Speaker
Description
Boron Neutron Capture Therapy (BNCT) is a cancer treatment technique that combines the power of radiation therapy with targeted therapy. In this technique, patients are administered a targeted pharmaceutical containing 10B that selectively accumulates in tumor tissues and are then irradiated with a beam e [epi-]thermal neutrons. These neutrons interact with 10B through a large-cross-section neutron-capture reaction [n (10B, 7Li) α] whose products are high linear-energy-transfer particles that release their energy locally killing tumor cells. Differently from other radiotherapy techniques, the beam does not need to be focused and the patient can be irradiated by a wide neutron field in order to treat diffused (metastatic) tumors. Despite being known since decades, BNCT is gaining new momentum thanks to the advancements in the development of clinical neutron production facilities based on compact accelerators.
During BNCT treatments, the 478-keV gamma photons emitted in 94% of the reactions by 7Li could be used to localize and estimate in real-time the delivered dose using SPECT technique. The main challenges come from the low 478-keV gamma signal, the strong secondary gamma-ray background field (including the 511-keV annihilation peak), the required system spatial resolution (<10 mm), and the constraints given by the integration with the neutron irradiation facility.
During the past years, we have developed a dedicated detection module for BNCT-SPECT application based on a wide scintillator detector and a channel-edge pinhole collimator. When combined with artificial neural network for planar image reconstructing, it provides a geometrical resolution of 8.2 mm. The detector is built using a square LaBr3(Ce+Sr) scintillator (5cm side, 2cm thick) coupled to an array (8 by 8) of SiPM (NUV-HD by FBK) readout but a custom-designed ASIC, allowing energy discrimination at ASIC level to reject background events and avoid count rate saturation. This crystal offers a suitable field of view and achieves a high efficiency (better than 60% at 478keV) and a good energy resolution (better than 3% FWHM at 662 keV).
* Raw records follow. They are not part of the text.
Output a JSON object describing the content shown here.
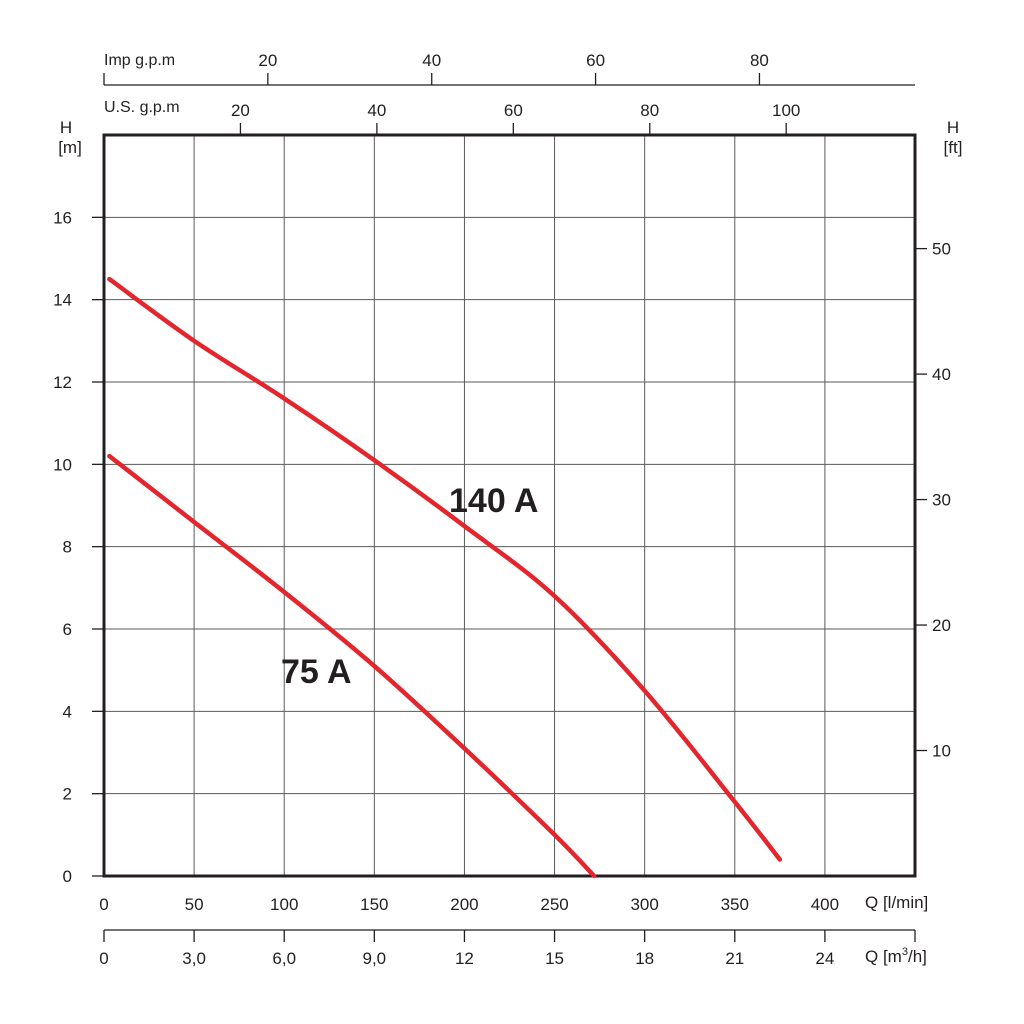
{
  "chart_data": {
    "type": "line",
    "title": "",
    "colors": {
      "curve": "#e3262d",
      "ink": "#231f20",
      "grid": "#5a5a5a"
    },
    "x_axis": {
      "label": "Q [l/min]",
      "range": [
        0,
        450
      ],
      "grid_step": 50,
      "ticks": [
        0,
        50,
        100,
        150,
        200,
        250,
        300,
        350,
        400
      ],
      "tick_labels": [
        "0",
        "50",
        "100",
        "150",
        "200",
        "250",
        "300",
        "350",
        "400"
      ]
    },
    "x_axis_m3h": {
      "label_prefix": "Q [m",
      "label_sup": "3",
      "label_suffix": "/h]",
      "ticks": [
        0,
        3,
        6,
        9,
        12,
        15,
        18,
        21,
        24,
        27
      ],
      "tick_labels": [
        "0",
        "3,0",
        "6,0",
        "9,0",
        "12",
        "15",
        "18",
        "21",
        "24",
        ""
      ]
    },
    "x_axis_us_gpm": {
      "label": "U.S. g.p.m",
      "ticks": [
        20,
        40,
        60,
        80,
        100
      ],
      "tick_labels": [
        "20",
        "40",
        "60",
        "80",
        "100"
      ]
    },
    "x_axis_imp_gpm": {
      "label": "Imp g.p.m",
      "ticks": [
        20,
        40,
        60,
        80
      ],
      "tick_labels": [
        "20",
        "40",
        "60",
        "80"
      ]
    },
    "y_axis": {
      "label_top": "H",
      "label_unit": "[m]",
      "range": [
        0,
        18
      ],
      "grid_step": 2,
      "ticks": [
        0,
        2,
        4,
        6,
        8,
        10,
        12,
        14,
        16
      ],
      "tick_labels": [
        "0",
        "2",
        "4",
        "6",
        "8",
        "10",
        "12",
        "14",
        "16"
      ]
    },
    "y_axis_ft": {
      "label_top": "H",
      "label_unit": "[ft]",
      "ticks": [
        10,
        20,
        30,
        40,
        50
      ],
      "tick_labels": [
        "10",
        "20",
        "30",
        "40",
        "50"
      ]
    },
    "grid": true,
    "series": [
      {
        "name": "140 A",
        "x": [
          3,
          50,
          100,
          150,
          200,
          250,
          300,
          350,
          375
        ],
        "y": [
          14.5,
          13.0,
          11.6,
          10.1,
          8.5,
          6.8,
          4.5,
          1.8,
          0.4
        ]
      },
      {
        "name": "75 A",
        "x": [
          3,
          50,
          100,
          150,
          200,
          250,
          272
        ],
        "y": [
          10.2,
          8.6,
          6.9,
          5.1,
          3.1,
          1.0,
          0.0
        ]
      }
    ]
  }
}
Two measurement campaigns were recently carried out to test the performance of the BNCT-SPECT module during neutron irradiations, both of which were prepared and designed performing extensive Monte Carlo (MC) simulations. The results of these campaigns will be presented at the conference. The first one was carried out at the Prompt Gamma Neutron Activation Analysis (PGNNA) facility of TRIGA Mark II reactor of the applied Nuclear Energy Laboratory (LENA) in Pavia (Italy). During this campaign a tomographic acquisition of two vials containing an aqueous solution of 10B (~7000 ppm) at a distance of about 1 cm was acquired. The acquisition was performed with the SPECT detection module measuring four different projections of the sources at four different angles with respect to the beam direction and was repeated for two reactor powers (70 kW and 250 kW). In both cases, the results of the measurements significantly matched with the predictions obtained with the MC simulations and the two sources could be visualized and resolved in the reconstructed tomographic images (using 10 iterations of the MLEM algorithm in the STIR reconstruction software).
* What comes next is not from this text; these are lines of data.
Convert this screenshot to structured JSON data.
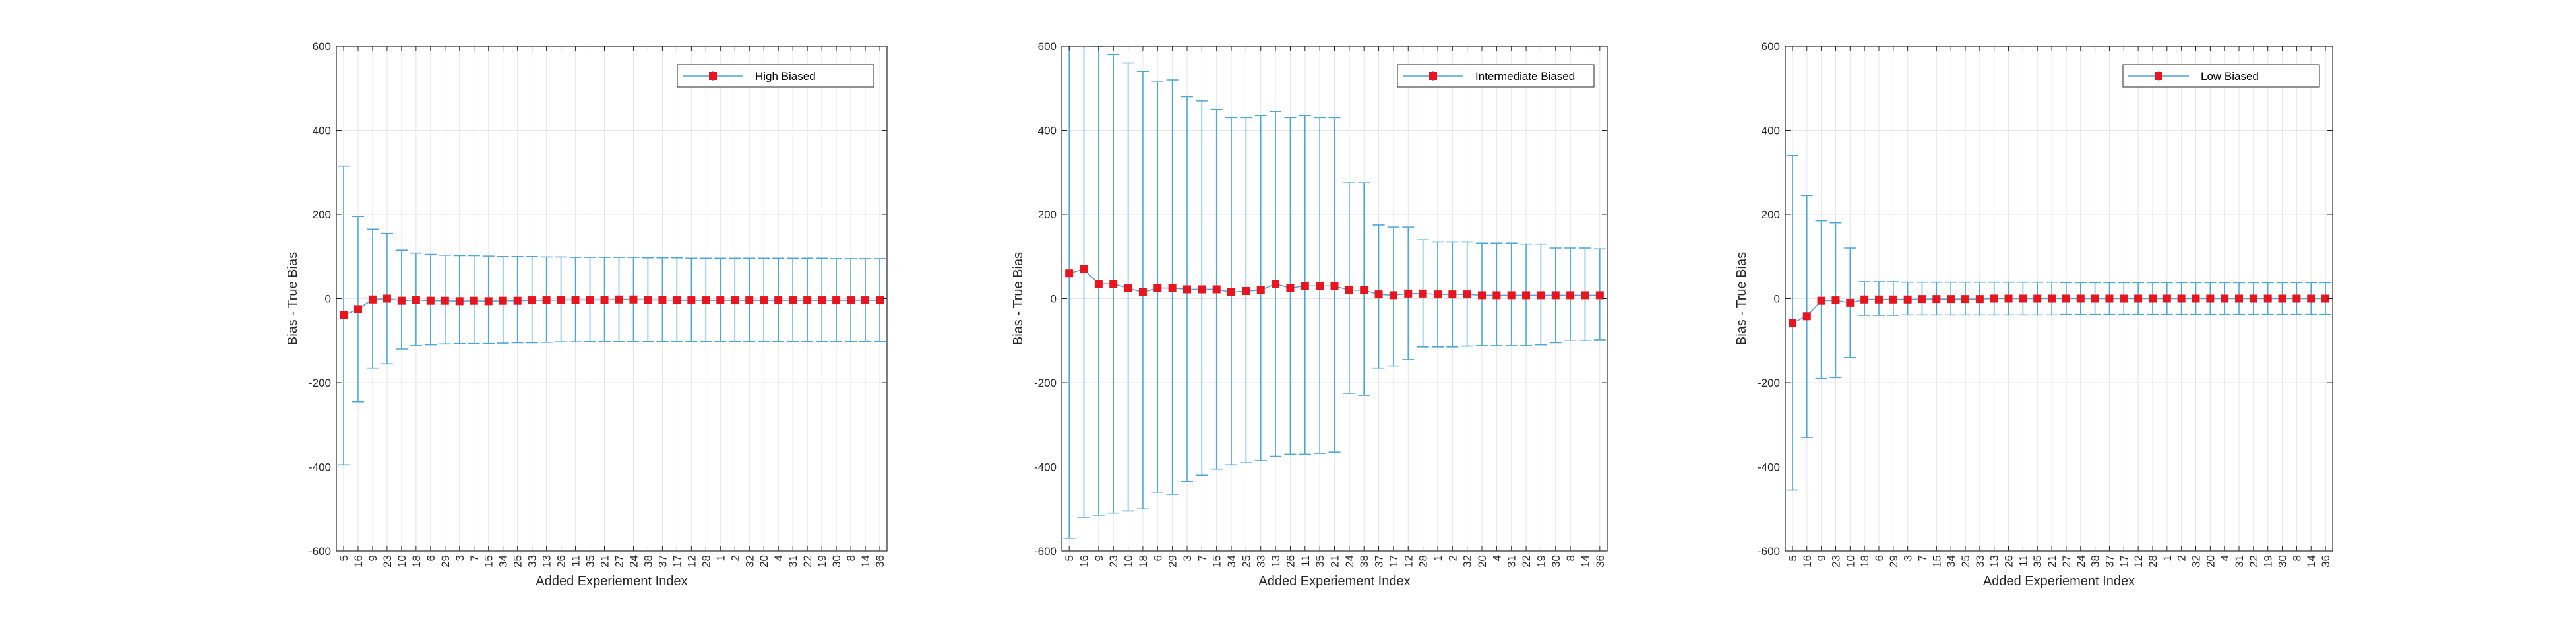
{
  "figure": {
    "colors": {
      "error_bar": "#4DA6D9",
      "marker": "#E8141E",
      "axis": "#262626",
      "grid": "#E6E6E6",
      "background": "#ffffff"
    },
    "legend_placement": "top-right",
    "grid": true
  },
  "chart_data": [
    {
      "type": "errorbar",
      "series_name": "High Biased",
      "xlabel": "Added Experiement Index",
      "ylabel": "Bias - True Bias",
      "ylim": [
        -600,
        600
      ],
      "yticks": [
        "600",
        "400",
        "200",
        "0",
        "-200",
        "-400",
        "-600"
      ],
      "categories": [
        "5",
        "16",
        "9",
        "23",
        "10",
        "18",
        "6",
        "29",
        "3",
        "7",
        "15",
        "34",
        "25",
        "33",
        "13",
        "26",
        "11",
        "35",
        "21",
        "27",
        "24",
        "38",
        "37",
        "17",
        "12",
        "28",
        "1",
        "2",
        "32",
        "20",
        "4",
        "31",
        "22",
        "19",
        "30",
        "8",
        "14",
        "36"
      ],
      "y": [
        -40,
        -25,
        -2,
        0,
        -5,
        -3,
        -5,
        -5,
        -6,
        -5,
        -6,
        -5,
        -5,
        -4,
        -4,
        -3,
        -3,
        -3,
        -3,
        -2,
        -2,
        -3,
        -3,
        -4,
        -4,
        -4,
        -4,
        -4,
        -4,
        -4,
        -4,
        -4,
        -4,
        -4,
        -4,
        -4,
        -4,
        -4
      ],
      "upper": [
        315,
        195,
        165,
        155,
        115,
        108,
        105,
        103,
        102,
        102,
        101,
        100,
        100,
        100,
        99,
        99,
        98,
        98,
        98,
        98,
        98,
        97,
        97,
        97,
        96,
        96,
        96,
        96,
        96,
        96,
        96,
        96,
        96,
        96,
        95,
        95,
        95,
        95
      ],
      "lower": [
        -395,
        -245,
        -165,
        -155,
        -120,
        -112,
        -110,
        -108,
        -107,
        -107,
        -107,
        -106,
        -105,
        -105,
        -104,
        -103,
        -103,
        -102,
        -102,
        -102,
        -102,
        -102,
        -102,
        -102,
        -102,
        -102,
        -102,
        -102,
        -102,
        -102,
        -102,
        -102,
        -102,
        -102,
        -102,
        -102,
        -102,
        -102
      ]
    },
    {
      "type": "errorbar",
      "series_name": "Intermediate Biased",
      "xlabel": "Added Experiement Index",
      "ylabel": "Bias - True Bias",
      "ylim": [
        -600,
        600
      ],
      "yticks": [
        "600",
        "400",
        "200",
        "0",
        "-200",
        "-400",
        "-600"
      ],
      "categories": [
        "5",
        "16",
        "9",
        "23",
        "10",
        "18",
        "6",
        "29",
        "3",
        "7",
        "15",
        "34",
        "25",
        "33",
        "13",
        "26",
        "11",
        "35",
        "21",
        "24",
        "38",
        "37",
        "17",
        "12",
        "28",
        "1",
        "2",
        "32",
        "20",
        "4",
        "31",
        "22",
        "19",
        "30",
        "8",
        "14",
        "36"
      ],
      "y": [
        60,
        70,
        35,
        35,
        25,
        15,
        25,
        25,
        22,
        22,
        22,
        15,
        18,
        20,
        35,
        25,
        30,
        30,
        30,
        20,
        20,
        10,
        8,
        12,
        12,
        10,
        10,
        10,
        8,
        8,
        8,
        8,
        8,
        8,
        8,
        8,
        8
      ],
      "upper": [
        700,
        700,
        600,
        580,
        560,
        540,
        515,
        520,
        480,
        470,
        450,
        430,
        430,
        435,
        445,
        430,
        435,
        430,
        430,
        275,
        275,
        175,
        170,
        170,
        140,
        135,
        135,
        135,
        132,
        132,
        132,
        130,
        130,
        120,
        120,
        120,
        118
      ],
      "lower": [
        -570,
        -520,
        -515,
        -510,
        -505,
        -500,
        -460,
        -465,
        -435,
        -420,
        -405,
        -395,
        -390,
        -385,
        -375,
        -370,
        -370,
        -368,
        -365,
        -225,
        -230,
        -165,
        -160,
        -145,
        -115,
        -115,
        -115,
        -113,
        -112,
        -112,
        -112,
        -112,
        -110,
        -105,
        -100,
        -100,
        -98
      ]
    },
    {
      "type": "errorbar",
      "series_name": "Low Biased",
      "xlabel": "Added Experiement Index",
      "ylabel": "Bias - True Bias",
      "ylim": [
        -600,
        600
      ],
      "yticks": [
        "600",
        "400",
        "200",
        "0",
        "-200",
        "-400",
        "-600"
      ],
      "categories": [
        "5",
        "16",
        "9",
        "23",
        "10",
        "18",
        "6",
        "29",
        "3",
        "7",
        "15",
        "34",
        "25",
        "33",
        "13",
        "26",
        "11",
        "35",
        "21",
        "27",
        "24",
        "38",
        "37",
        "17",
        "12",
        "28",
        "1",
        "2",
        "32",
        "20",
        "4",
        "31",
        "22",
        "19",
        "30",
        "8",
        "14",
        "36"
      ],
      "y": [
        -58,
        -42,
        -5,
        -4,
        -10,
        -2,
        -2,
        -2,
        -2,
        -1,
        -1,
        -1,
        -1,
        -1,
        0,
        0,
        0,
        0,
        0,
        0,
        0,
        0,
        0,
        0,
        0,
        0,
        0,
        0,
        0,
        0,
        0,
        0,
        0,
        0,
        0,
        0,
        0,
        0
      ],
      "upper": [
        340,
        245,
        185,
        180,
        120,
        40,
        40,
        40,
        39,
        39,
        39,
        39,
        39,
        39,
        39,
        39,
        39,
        39,
        39,
        38,
        38,
        38,
        38,
        38,
        38,
        38,
        38,
        38,
        38,
        38,
        38,
        38,
        38,
        38,
        38,
        38,
        38,
        38
      ],
      "lower": [
        -455,
        -330,
        -190,
        -188,
        -140,
        -40,
        -40,
        -40,
        -39,
        -39,
        -39,
        -39,
        -39,
        -39,
        -39,
        -39,
        -39,
        -39,
        -39,
        -38,
        -38,
        -38,
        -38,
        -38,
        -38,
        -38,
        -38,
        -38,
        -38,
        -38,
        -38,
        -38,
        -38,
        -38,
        -38,
        -38,
        -38,
        -38
      ]
    }
  ]
}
The second measurement campaign has been performed at the newly constructed BNCT facility of Nagoya University (Japan), which is a more relevant validation environment being an actual clinical facility. Here the major challenge is the abundant presence in the walls of the treatment room of borated polyethylene used to shield thermal neutrons, which create a large background at 478keV demanding additional shielding from the surrounding gamma rays. Data are being acquired and results will be presented at the conference.